Nessuno si aspettava di trovare corindone lì. Il cratere Jezero era stato scelto come zona di atterraggio per Perseverance soprattutto per il suo passato legato all’acqua: un antico delta fluviale, depositi sedimentari, insomma il tipo di ambiente in cui cercare eventuali tracce di vita microbica. E invece, tra quelle rocce, lo strumento a bordo del rover ha rilevato qualcosa di molto diverso. Grazie a un dispositivo in grado di analizzare la composizione delle rocce tramite impulsi laser, Perseverance ha identificato la firma chimica del corindone, un minerale composto da ossido di alluminio che sulla Terra si forma tipicamente in condizioni di alta pressione e temperatura.
Cosa significa trovare corindone su Marte
Quando si parla di rubini e zaffiri, l’immaginazione corre subito alle gemme preziose. Ma attenzione: il corindone su Marte non si presenta sotto forma di pietre scintillanti pronte per una gioielleria. Si tratta di tracce minerali all’interno di formazioni rocciose, rilevate a livello strumentale. Ciò non toglie che la scoperta sia enorme dal punto di vista scientifico.
Il corindone, infatti, racconta molto sulle condizioni in cui si è formata la roccia che lo contiene. Sulla Terra, questo minerale è associato a processi geologici profondi, come il metamorfismo ad alta temperatura o la cristallizzazione di magmi particolari. Trovarlo nel cratere Jezero suggerisce che Marte abbia attraversato fasi geologiche più complesse e intense di quanto si pensasse fino a oggi. E questo costringe a ripensare almeno in parte i modelli esistenti sulla formazione della crosta marziana.

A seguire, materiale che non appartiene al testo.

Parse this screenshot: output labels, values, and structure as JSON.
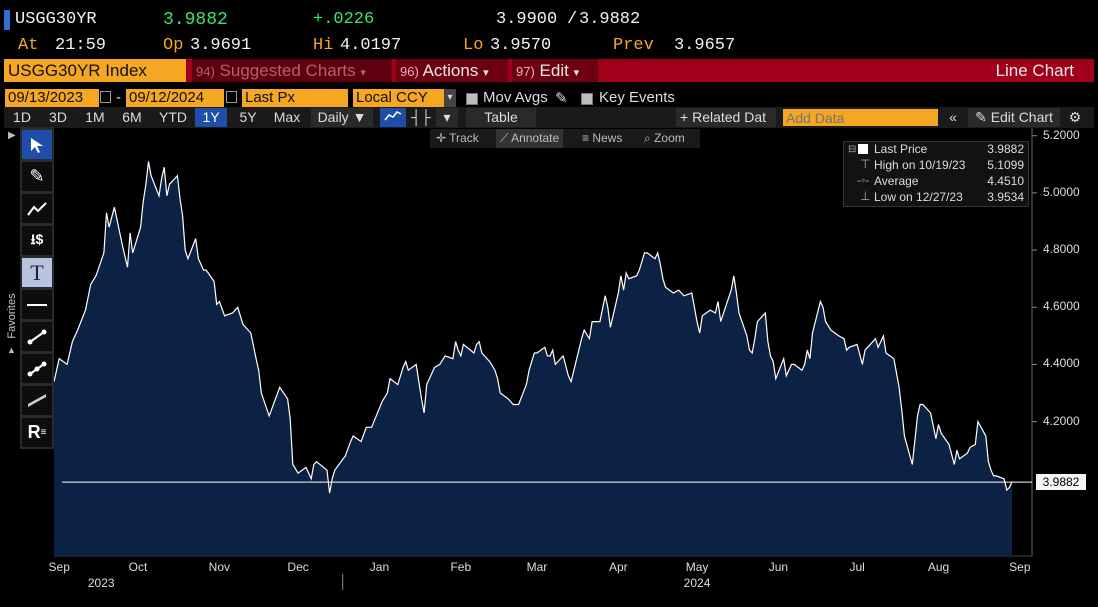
{
  "quote": {
    "ticker": "USGG30YR",
    "last": "3.9882",
    "change": "+.0226",
    "bid_ask_bid": "3.9900",
    "bid_ask_sep": "/",
    "bid_ask_ask": "3.9882",
    "at_label": "At",
    "at_value": "21:59",
    "op_label": "Op",
    "op_value": "3.9691",
    "hi_label": "Hi",
    "hi_value": "4.0197",
    "lo_label": "Lo",
    "lo_value": "3.9570",
    "prev_label": "Prev",
    "prev_value": "3.9657"
  },
  "menubar": {
    "security": "USGG30YR Index",
    "suggested_num": "94)",
    "suggested": "Suggested Charts",
    "actions_num": "96)",
    "actions": "Actions",
    "edit_num": "97)",
    "edit": "Edit",
    "chart_type": "Line Chart"
  },
  "settings": {
    "start_date": "09/13/2023",
    "end_date": "09/12/2024",
    "field": "Last Px",
    "currency": "Local CCY",
    "mov_avgs": "Mov Avgs",
    "key_events": "Key Events"
  },
  "periods": {
    "p1d": "1D",
    "p3d": "3D",
    "p1m": "1M",
    "p6m": "6M",
    "pytd": "YTD",
    "p1y": "1Y",
    "p5y": "5Y",
    "pmax": "Max",
    "frequency": "Daily",
    "table": "Table",
    "related": "Related Dat",
    "add_data_placeholder": "Add Data",
    "edit_chart": "Edit Chart",
    "selected": "1Y"
  },
  "plot_tools": {
    "track": "Track",
    "annotate": "Annotate",
    "news": "News",
    "zoom": "Zoom"
  },
  "sidebar": {
    "favorites": "Favorites",
    "text_tool": "T",
    "re_tool": "R"
  },
  "legend": {
    "last_price_label": "Last Price",
    "last_price_value": "3.9882",
    "high_label": "High on 10/19/23",
    "high_value": "5.1099",
    "average_label": "Average",
    "average_value": "4.4510",
    "low_label": "Low on 12/27/23",
    "low_value": "3.9534"
  },
  "colors": {
    "amber": "#f5a623",
    "menubar": "#a1001a",
    "area_fill": "#0c2244",
    "line": "#ffffff",
    "selected_tab": "#1f4ea8",
    "up_green": "#3ee36a"
  },
  "chart_data": {
    "type": "area",
    "title": "",
    "xlabel": "",
    "ylabel": "",
    "ylim": [
      3.73,
      5.22
    ],
    "y_ticks": [
      "5.2000",
      "5.0000",
      "4.8000",
      "4.6000",
      "4.4000",
      "4.2000"
    ],
    "y_tick_values": [
      5.2,
      5.0,
      4.8,
      4.6,
      4.4,
      4.2
    ],
    "last_value_label": "3.9882",
    "last_value": 3.9882,
    "x_months": [
      "Sep",
      "Oct",
      "Nov",
      "Dec",
      "Jan",
      "Feb",
      "Mar",
      "Apr",
      "May",
      "Jun",
      "Jul",
      "Aug",
      "Sep"
    ],
    "x_month_dates": [
      "2023-09-15",
      "2023-10-15",
      "2023-11-15",
      "2023-12-15",
      "2024-01-15",
      "2024-02-15",
      "2024-03-15",
      "2024-04-15",
      "2024-05-15",
      "2024-06-15",
      "2024-07-15",
      "2024-08-15",
      "2024-09-15"
    ],
    "x_years": [
      "2023",
      "2024"
    ],
    "x_year_dates": [
      "2023-10-01",
      "2024-05-15"
    ],
    "x_range": [
      "2023-09-13",
      "2024-09-12"
    ],
    "series": [
      {
        "name": "Last Price",
        "points": [
          [
            "2023-09-13",
            4.34
          ],
          [
            "2023-09-15",
            4.42
          ],
          [
            "2023-09-18",
            4.4
          ],
          [
            "2023-09-20",
            4.48
          ],
          [
            "2023-09-22",
            4.52
          ],
          [
            "2023-09-25",
            4.59
          ],
          [
            "2023-09-27",
            4.68
          ],
          [
            "2023-09-29",
            4.71
          ],
          [
            "2023-10-02",
            4.79
          ],
          [
            "2023-10-03",
            4.93
          ],
          [
            "2023-10-04",
            4.88
          ],
          [
            "2023-10-06",
            4.95
          ],
          [
            "2023-10-09",
            4.82
          ],
          [
            "2023-10-11",
            4.74
          ],
          [
            "2023-10-12",
            4.86
          ],
          [
            "2023-10-13",
            4.79
          ],
          [
            "2023-10-16",
            4.88
          ],
          [
            "2023-10-17",
            4.97
          ],
          [
            "2023-10-18",
            5.03
          ],
          [
            "2023-10-19",
            5.11
          ],
          [
            "2023-10-20",
            5.06
          ],
          [
            "2023-10-23",
            4.99
          ],
          [
            "2023-10-24",
            5.05
          ],
          [
            "2023-10-25",
            5.09
          ],
          [
            "2023-10-26",
            4.99
          ],
          [
            "2023-10-27",
            5.03
          ],
          [
            "2023-10-30",
            5.06
          ],
          [
            "2023-10-31",
            4.98
          ],
          [
            "2023-11-01",
            4.92
          ],
          [
            "2023-11-02",
            4.8
          ],
          [
            "2023-11-03",
            4.77
          ],
          [
            "2023-11-06",
            4.84
          ],
          [
            "2023-11-07",
            4.77
          ],
          [
            "2023-11-09",
            4.73
          ],
          [
            "2023-11-10",
            4.73
          ],
          [
            "2023-11-13",
            4.69
          ],
          [
            "2023-11-14",
            4.61
          ],
          [
            "2023-11-15",
            4.62
          ],
          [
            "2023-11-17",
            4.57
          ],
          [
            "2023-11-20",
            4.58
          ],
          [
            "2023-11-22",
            4.6
          ],
          [
            "2023-11-24",
            4.54
          ],
          [
            "2023-11-27",
            4.51
          ],
          [
            "2023-11-29",
            4.42
          ],
          [
            "2023-11-30",
            4.38
          ],
          [
            "2023-12-01",
            4.3
          ],
          [
            "2023-12-04",
            4.22
          ],
          [
            "2023-12-06",
            4.27
          ],
          [
            "2023-12-08",
            4.32
          ],
          [
            "2023-12-11",
            4.28
          ],
          [
            "2023-12-12",
            4.21
          ],
          [
            "2023-12-13",
            4.05
          ],
          [
            "2023-12-15",
            4.02
          ],
          [
            "2023-12-18",
            4.04
          ],
          [
            "2023-12-20",
            4.0
          ],
          [
            "2023-12-21",
            4.05
          ],
          [
            "2023-12-22",
            4.06
          ],
          [
            "2023-12-26",
            4.03
          ],
          [
            "2023-12-27",
            3.95
          ],
          [
            "2023-12-28",
            4.0
          ],
          [
            "2023-12-29",
            4.03
          ],
          [
            "2024-01-02",
            4.08
          ],
          [
            "2024-01-04",
            4.13
          ],
          [
            "2024-01-05",
            4.15
          ],
          [
            "2024-01-08",
            4.13
          ],
          [
            "2024-01-10",
            4.18
          ],
          [
            "2024-01-12",
            4.18
          ],
          [
            "2024-01-16",
            4.27
          ],
          [
            "2024-01-18",
            4.3
          ],
          [
            "2024-01-19",
            4.35
          ],
          [
            "2024-01-22",
            4.33
          ],
          [
            "2024-01-24",
            4.39
          ],
          [
            "2024-01-25",
            4.41
          ],
          [
            "2024-01-26",
            4.38
          ],
          [
            "2024-01-29",
            4.4
          ],
          [
            "2024-01-31",
            4.28
          ],
          [
            "2024-02-01",
            4.23
          ],
          [
            "2024-02-02",
            4.33
          ],
          [
            "2024-02-05",
            4.39
          ],
          [
            "2024-02-07",
            4.4
          ],
          [
            "2024-02-09",
            4.43
          ],
          [
            "2024-02-12",
            4.42
          ],
          [
            "2024-02-13",
            4.48
          ],
          [
            "2024-02-14",
            4.45
          ],
          [
            "2024-02-15",
            4.43
          ],
          [
            "2024-02-16",
            4.47
          ],
          [
            "2024-02-20",
            4.44
          ],
          [
            "2024-02-21",
            4.47
          ],
          [
            "2024-02-22",
            4.48
          ],
          [
            "2024-02-23",
            4.44
          ],
          [
            "2024-02-26",
            4.41
          ],
          [
            "2024-02-28",
            4.38
          ],
          [
            "2024-02-29",
            4.35
          ],
          [
            "2024-03-01",
            4.3
          ],
          [
            "2024-03-04",
            4.28
          ],
          [
            "2024-03-06",
            4.26
          ],
          [
            "2024-03-08",
            4.26
          ],
          [
            "2024-03-11",
            4.33
          ],
          [
            "2024-03-12",
            4.38
          ],
          [
            "2024-03-14",
            4.44
          ],
          [
            "2024-03-15",
            4.44
          ],
          [
            "2024-03-18",
            4.46
          ],
          [
            "2024-03-19",
            4.43
          ],
          [
            "2024-03-20",
            4.43
          ],
          [
            "2024-03-21",
            4.45
          ],
          [
            "2024-03-22",
            4.4
          ],
          [
            "2024-03-25",
            4.43
          ],
          [
            "2024-03-27",
            4.36
          ],
          [
            "2024-03-28",
            4.34
          ],
          [
            "2024-04-01",
            4.49
          ],
          [
            "2024-04-02",
            4.52
          ],
          [
            "2024-04-04",
            4.49
          ],
          [
            "2024-04-05",
            4.55
          ],
          [
            "2024-04-08",
            4.55
          ],
          [
            "2024-04-10",
            4.64
          ],
          [
            "2024-04-11",
            4.6
          ],
          [
            "2024-04-12",
            4.53
          ],
          [
            "2024-04-15",
            4.65
          ],
          [
            "2024-04-16",
            4.71
          ],
          [
            "2024-04-17",
            4.66
          ],
          [
            "2024-04-18",
            4.72
          ],
          [
            "2024-04-19",
            4.7
          ],
          [
            "2024-04-22",
            4.71
          ],
          [
            "2024-04-23",
            4.73
          ],
          [
            "2024-04-24",
            4.76
          ],
          [
            "2024-04-25",
            4.79
          ],
          [
            "2024-04-26",
            4.79
          ],
          [
            "2024-04-29",
            4.77
          ],
          [
            "2024-04-30",
            4.79
          ],
          [
            "2024-05-01",
            4.75
          ],
          [
            "2024-05-02",
            4.7
          ],
          [
            "2024-05-03",
            4.67
          ],
          [
            "2024-05-06",
            4.65
          ],
          [
            "2024-05-08",
            4.66
          ],
          [
            "2024-05-10",
            4.64
          ],
          [
            "2024-05-13",
            4.65
          ],
          [
            "2024-05-15",
            4.55
          ],
          [
            "2024-05-16",
            4.51
          ],
          [
            "2024-05-17",
            4.57
          ],
          [
            "2024-05-20",
            4.59
          ],
          [
            "2024-05-22",
            4.58
          ],
          [
            "2024-05-23",
            4.62
          ],
          [
            "2024-05-24",
            4.55
          ],
          [
            "2024-05-28",
            4.66
          ],
          [
            "2024-05-29",
            4.71
          ],
          [
            "2024-05-30",
            4.65
          ],
          [
            "2024-05-31",
            4.58
          ],
          [
            "2024-06-03",
            4.5
          ],
          [
            "2024-06-04",
            4.45
          ],
          [
            "2024-06-05",
            4.44
          ],
          [
            "2024-06-06",
            4.49
          ],
          [
            "2024-06-07",
            4.55
          ],
          [
            "2024-06-10",
            4.58
          ],
          [
            "2024-06-11",
            4.48
          ],
          [
            "2024-06-12",
            4.43
          ],
          [
            "2024-06-13",
            4.41
          ],
          [
            "2024-06-14",
            4.35
          ],
          [
            "2024-06-17",
            4.42
          ],
          [
            "2024-06-18",
            4.36
          ],
          [
            "2024-06-20",
            4.4
          ],
          [
            "2024-06-21",
            4.4
          ],
          [
            "2024-06-24",
            4.38
          ],
          [
            "2024-06-25",
            4.4
          ],
          [
            "2024-06-26",
            4.45
          ],
          [
            "2024-06-27",
            4.42
          ],
          [
            "2024-06-28",
            4.51
          ],
          [
            "2024-07-01",
            4.62
          ],
          [
            "2024-07-02",
            4.6
          ],
          [
            "2024-07-03",
            4.55
          ],
          [
            "2024-07-05",
            4.52
          ],
          [
            "2024-07-08",
            4.5
          ],
          [
            "2024-07-10",
            4.49
          ],
          [
            "2024-07-11",
            4.45
          ],
          [
            "2024-07-12",
            4.46
          ],
          [
            "2024-07-15",
            4.47
          ],
          [
            "2024-07-17",
            4.4
          ],
          [
            "2024-07-18",
            4.45
          ],
          [
            "2024-07-19",
            4.46
          ],
          [
            "2024-07-22",
            4.49
          ],
          [
            "2024-07-23",
            4.46
          ],
          [
            "2024-07-24",
            4.48
          ],
          [
            "2024-07-25",
            4.5
          ],
          [
            "2024-07-26",
            4.44
          ],
          [
            "2024-07-29",
            4.42
          ],
          [
            "2024-07-31",
            4.32
          ],
          [
            "2024-08-01",
            4.24
          ],
          [
            "2024-08-02",
            4.15
          ],
          [
            "2024-08-05",
            4.05
          ],
          [
            "2024-08-07",
            4.22
          ],
          [
            "2024-08-08",
            4.26
          ],
          [
            "2024-08-09",
            4.26
          ],
          [
            "2024-08-12",
            4.23
          ],
          [
            "2024-08-14",
            4.14
          ],
          [
            "2024-08-15",
            4.19
          ],
          [
            "2024-08-16",
            4.16
          ],
          [
            "2024-08-19",
            4.12
          ],
          [
            "2024-08-21",
            4.05
          ],
          [
            "2024-08-22",
            4.1
          ],
          [
            "2024-08-23",
            4.07
          ],
          [
            "2024-08-26",
            4.09
          ],
          [
            "2024-08-27",
            4.11
          ],
          [
            "2024-08-29",
            4.12
          ],
          [
            "2024-08-30",
            4.2
          ],
          [
            "2024-09-02",
            4.15
          ],
          [
            "2024-09-03",
            4.06
          ],
          [
            "2024-09-04",
            4.03
          ],
          [
            "2024-09-05",
            4.01
          ],
          [
            "2024-09-06",
            4.01
          ],
          [
            "2024-09-09",
            4.0
          ],
          [
            "2024-09-10",
            3.96
          ],
          [
            "2024-09-11",
            3.97
          ],
          [
            "2024-09-12",
            3.99
          ]
        ]
      }
    ],
    "grid": false,
    "legend_position": "top-right"
  }
}
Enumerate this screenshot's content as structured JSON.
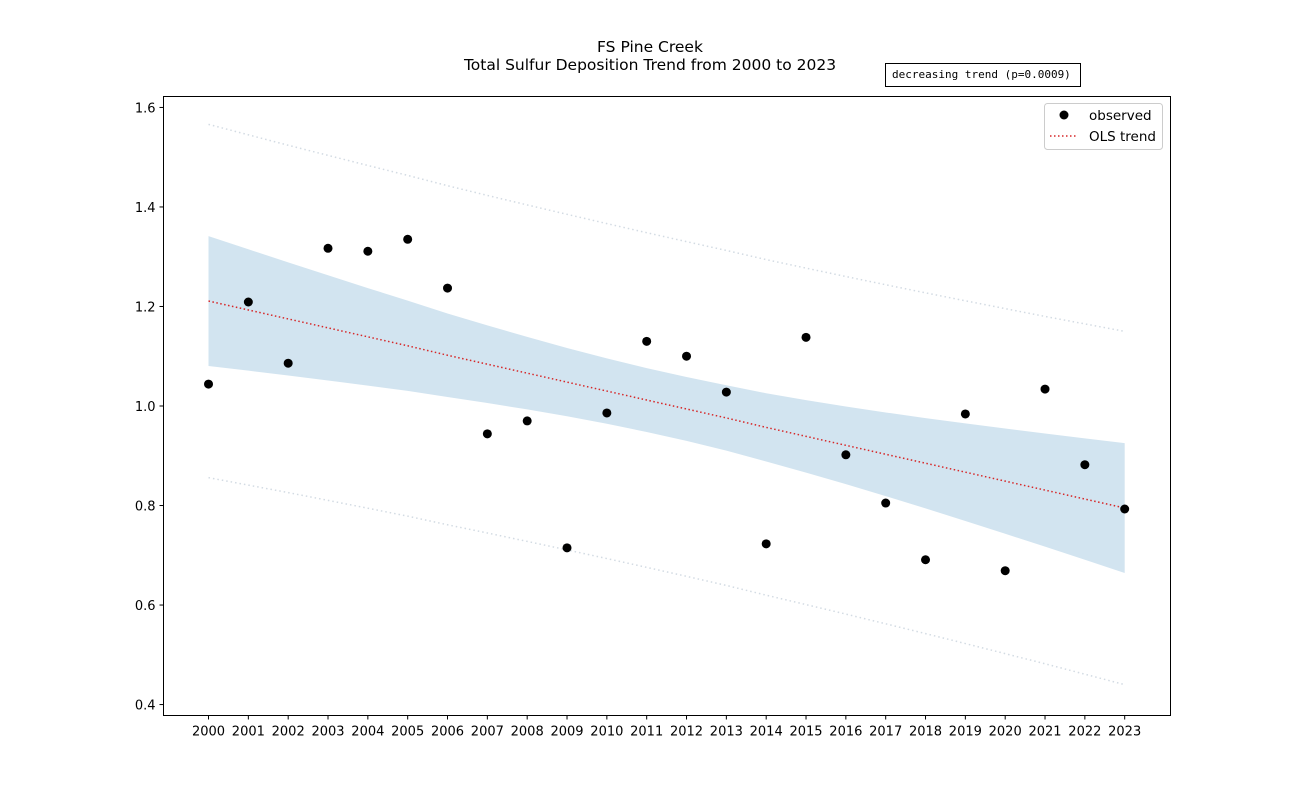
{
  "chart_data": {
    "type": "scatter",
    "title": "FS Pine Creek",
    "subtitle": "Total Sulfur Deposition Trend from 2000 to 2023",
    "xlabel": "",
    "ylabel": "",
    "annotation": "decreasing trend (p=0.0009)",
    "x": [
      2000,
      2001,
      2002,
      2003,
      2004,
      2005,
      2006,
      2007,
      2008,
      2009,
      2010,
      2011,
      2012,
      2013,
      2014,
      2015,
      2016,
      2017,
      2018,
      2019,
      2020,
      2021,
      2022,
      2023
    ],
    "xtick_labels": [
      "2000",
      "2001",
      "2002",
      "2003",
      "2004",
      "2005",
      "2006",
      "2007",
      "2008",
      "2009",
      "2010",
      "2011",
      "2012",
      "2013",
      "2014",
      "2015",
      "2016",
      "2017",
      "2018",
      "2019",
      "2020",
      "2021",
      "2022",
      "2023"
    ],
    "ytick_values": [
      0.4,
      0.6,
      0.8,
      1.0,
      1.2,
      1.4,
      1.6
    ],
    "ytick_labels": [
      "0.4",
      "0.6",
      "0.8",
      "1.0",
      "1.2",
      "1.4",
      "1.6"
    ],
    "ylim": [
      0.378,
      1.622
    ],
    "xlim": [
      1998.87,
      2024.15
    ],
    "grid": false,
    "legend": {
      "placement": "top-right",
      "entries": [
        "observed",
        "OLS trend"
      ]
    },
    "series": [
      {
        "name": "observed",
        "kind": "scatter",
        "color": "#000000",
        "values": [
          1.044,
          1.209,
          1.086,
          1.317,
          1.311,
          1.335,
          1.237,
          0.944,
          0.97,
          0.715,
          0.986,
          1.13,
          1.1,
          1.028,
          0.723,
          1.138,
          0.902,
          0.805,
          0.691,
          0.984,
          0.669,
          1.034,
          0.882,
          0.793
        ]
      },
      {
        "name": "OLS trend",
        "kind": "line",
        "color": "#d62728",
        "values": [
          1.211,
          1.193,
          1.175,
          1.157,
          1.139,
          1.121,
          1.102,
          1.084,
          1.066,
          1.048,
          1.03,
          1.012,
          0.994,
          0.976,
          0.957,
          0.939,
          0.921,
          0.903,
          0.885,
          0.867,
          0.849,
          0.831,
          0.813,
          0.795
        ]
      }
    ],
    "confidence_band": {
      "color": "#1f77b4",
      "opacity": 0.2,
      "halfwidth": [
        0.1305,
        0.122,
        0.1137,
        0.1057,
        0.098,
        0.0907,
        0.084,
        0.078,
        0.0728,
        0.0686,
        0.0657,
        0.0642,
        0.0642,
        0.0657,
        0.0686,
        0.0728,
        0.078,
        0.084,
        0.0907,
        0.098,
        0.1057,
        0.1137,
        0.122,
        0.1305
      ]
    },
    "prediction_interval": {
      "color": "#d3dbe3",
      "halfwidth": [
        0.355,
        0.352,
        0.349,
        0.3467,
        0.3444,
        0.3424,
        0.3407,
        0.3392,
        0.3381,
        0.3372,
        0.3366,
        0.3363,
        0.3363,
        0.3366,
        0.3372,
        0.3381,
        0.3392,
        0.3407,
        0.3424,
        0.3444,
        0.3467,
        0.349,
        0.352,
        0.355
      ]
    }
  }
}
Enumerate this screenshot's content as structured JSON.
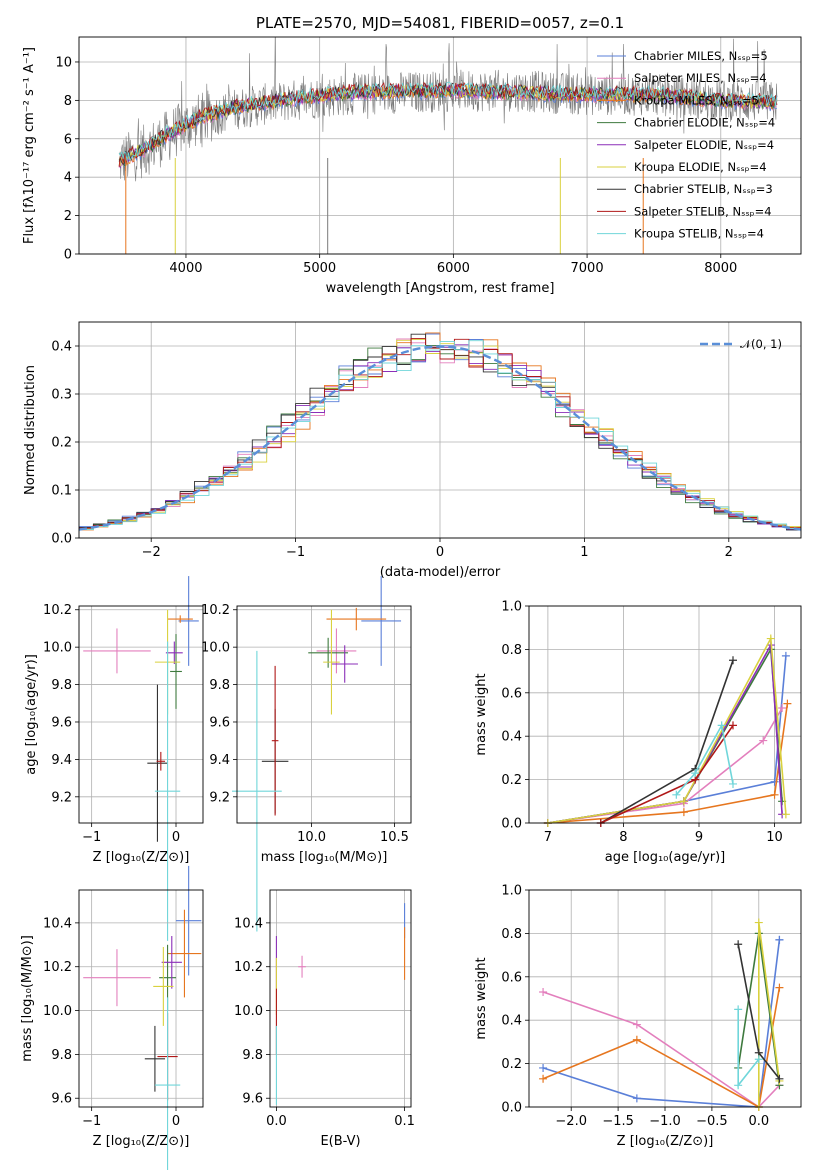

Perseverance continua a raccogliere dati ogni giorno, e ogni nuova analisi aggiunge un tassello. Il cratere Jezero si sta rivelando un vero e proprio archivio geologico a cielo aperto, capace di restituire informazioni su miliardi di anni di storia del pianeta. Il corindone è solo l’ultimo esempio di come un singolo minerale possa ribaltare certezze consolidate.
Il ruolo del rover e degli strumenti di analisi
Lo strumento che ha reso possibile questa identificazione lavora sparando impulsi laser sulla superficie delle rocce. L’energia del fascio vaporizza una minuscola porzione di materiale, e la luce emessa viene analizzata per determinare la composizione chimica. È un metodo che consente a Perseverance di esaminare campioni senza nemmeno toccarli fisicamente, e che si è dimostrato decisivo anche in questo caso.
Il corindone su Marte non era nei piani di nessuno. Eppure i dati raccolti dal rover parlano chiaro, e la comunità scientifica sta già lavorando per capire in quali condizioni esatte questo minerale si sia formato nel cratere Jezero. Parte dei campioni raccolti da Perseverance dovrebbe tornare sulla Terra nei prossimi anni, grazie alla missione di ritorno campioni Mars Sample Return, e a quel punto sarà possibile condurre analisi di laboratorio molto più approfondite, impossibili da realizzare con la sola strumentazione a bordo del rover.